Nuevas risas, y Ruth Treneglos, que ocupaba un asiento a cierta distancia, observó atentamente a su hermana mayor. Paciencia comenzaba a rebelarse contra la autoridad materna, exactamente como ella misma había hecho. Fe y Esperanza, las dos mayores, eran ahora solteronas sin remedio que como un coro griego repetían todo lo que decía la señora Teague. Joan, la que seguía a las mayores, iba por el mismo camino.

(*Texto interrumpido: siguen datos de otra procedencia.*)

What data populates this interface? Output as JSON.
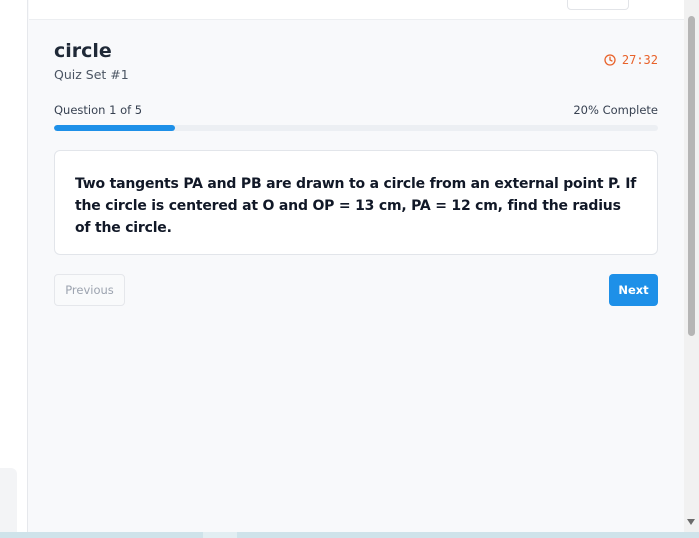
{
  "quiz": {
    "title": "circle",
    "subtitle": "Quiz Set #1",
    "timer": "27:32"
  },
  "progress": {
    "label": "Question 1 of 5",
    "percent_text": "20% Complete",
    "fraction": 0.2
  },
  "question": {
    "text": "Two tangents PA and PB are drawn to a circle from an external point P. If the circle is centered at O and OP = 13 cm, PA = 12 cm, find the radius of the circle."
  },
  "navigation": {
    "previous_label": "Previous",
    "next_label": "Next"
  },
  "colors": {
    "accent": "#1e90e8",
    "timer": "#e8622a"
  },
  "icons": {
    "timer": "clock-icon",
    "scroll_down": "scroll-down-arrow-icon"
  }
}
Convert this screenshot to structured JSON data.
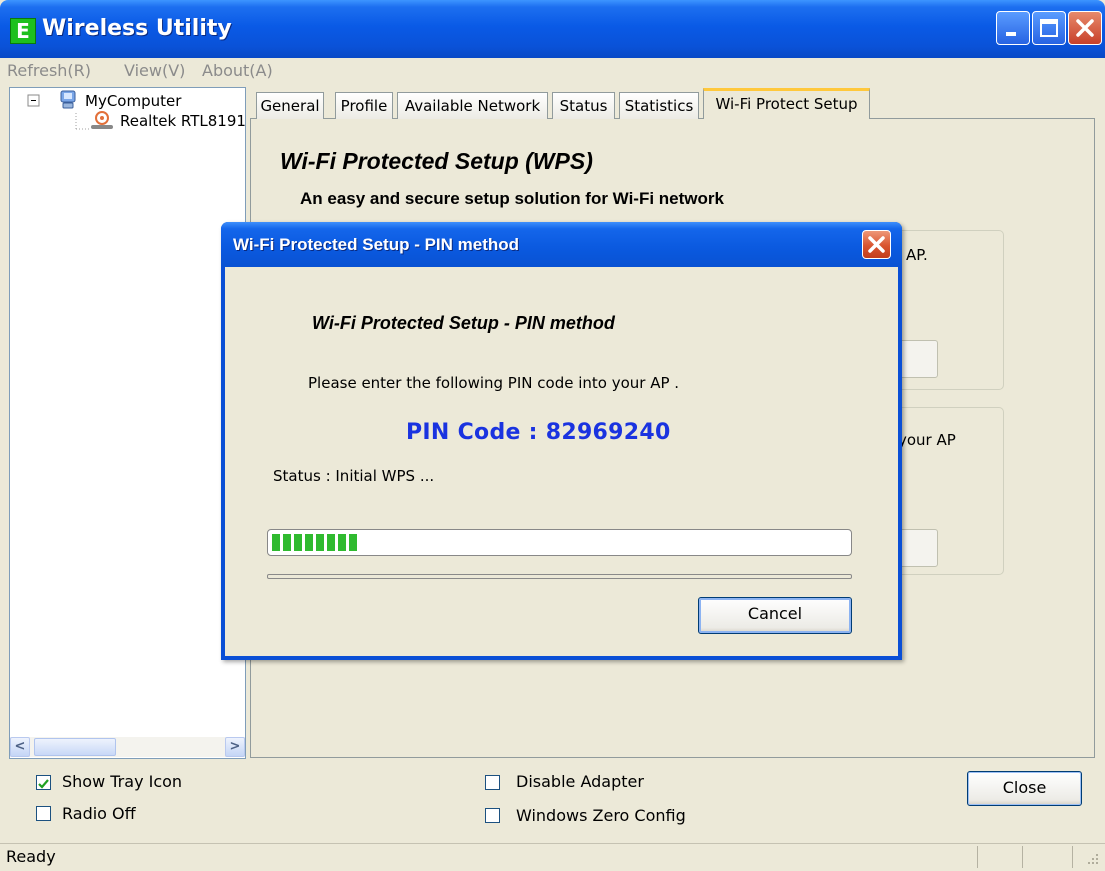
{
  "window": {
    "title": "Wireless Utility",
    "icon_letter": "E"
  },
  "menu": [
    "Refresh(R)",
    "View(V)",
    "About(A)"
  ],
  "tree": {
    "root": "MyComputer",
    "adapter": "Realtek RTL8191"
  },
  "tabs": [
    "General",
    "Profile",
    "Available Network",
    "Status",
    "Statistics",
    "Wi-Fi Protect Setup"
  ],
  "active_tab": "Wi-Fi Protect Setup",
  "wps": {
    "title": "Wi-Fi Protected Setup (WPS)",
    "subtitle": "An easy and secure setup solution for Wi-Fi network",
    "partial_text_1": "AP.",
    "partial_text_2": "your AP"
  },
  "options": {
    "show_tray_icon": {
      "label": "Show Tray Icon",
      "checked": true
    },
    "radio_off": {
      "label": "Radio Off",
      "checked": false
    },
    "disable_adapter": {
      "label": "Disable Adapter",
      "checked": false
    },
    "windows_zero_config": {
      "label": "Windows Zero Config",
      "checked": false
    }
  },
  "close_label": "Close",
  "status_bar": "Ready",
  "dialog": {
    "title": "Wi-Fi Protected Setup - PIN method",
    "heading": "Wi-Fi Protected Setup - PIN method",
    "message": "Please enter the following PIN code into your AP .",
    "pin_label": "PIN Code :  82969240",
    "status": "Status :  Initial WPS ...",
    "progress": 0.16,
    "cancel_label": "Cancel"
  },
  "colors": {
    "titlebar": "#0a5ae6",
    "pin_text": "#1a33e0",
    "progress": "#2fba2f",
    "window_bg": "#ece9d8"
  }
}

—En los tiempos que corren la gente joven se viste de un modo extravagante —dijo en voz baja Dorothy Johns, interrumpiendo una conversación más importante para mirar a Ruth—. Estoy segura de que las sedas de la joven señora Treneglos cuestan mucho dinero a su marido. Afortunadamente, él puede pagar sus caprichos.

—Sí, señora. Estoy completamente de acuerdo, señora —dijo ansiosamente la señora Odgers, mientras manipulaba el collar prestado. La señora Odgers consagraba todo su tiempo a estar de acuerdo con alguien. Era su misión en la vida—. Y nadie podrá decir que siempre gozó de esos lujos en el hogar. Parece que fue ayer cuando mi marido la bautizó. Mi primer hijo nació poco después.

—Ha engordado bastante desde la última vez que la vi —murmuró la señora Teague al oído de Fe Teague, mientras detrás Prudie distribuía los pasteles de pasas—. Y no me gusta su vestido, ¿sabes? No es propio de una mujer que hace tan poco ha sido… hum… en fin, se encontraba en estado. Quiere llamar la atención de los hombres. Eso es evidente.

—Por supuesto, es comprensible —dijo Fe Teague a Esperanza Teague en una disciplinada transmisión del mensaje— que ella atrae a cierto tipo de hombre. Tiene esa clase de frescura que se amustia muy pronto. De todos modos, reconozco que el capitán Poldark me asombra. Pero no cabe duda de que las circunstancias…

—¿Qué dijo Fe? —preguntó Joan Teague a Esperanza Teague; había estado esperando su turno.

—Bueno, es una linda monita —dijo a Demelza la tía Agatha, que estaba cerca de la cabecera—. Vamos, flor, déjame tenerla. No temerás que se me caiga, ¿verdad? He tenido en brazos a muchos que murieron antes de que nadie supiera de ti. ¡Oh, chuí, chuí, chuí! Mira, mira, me sonríe. O quizás hace muecas por los gases. Una pequeña y verdadera Poldark. La mismísima cara de su padre.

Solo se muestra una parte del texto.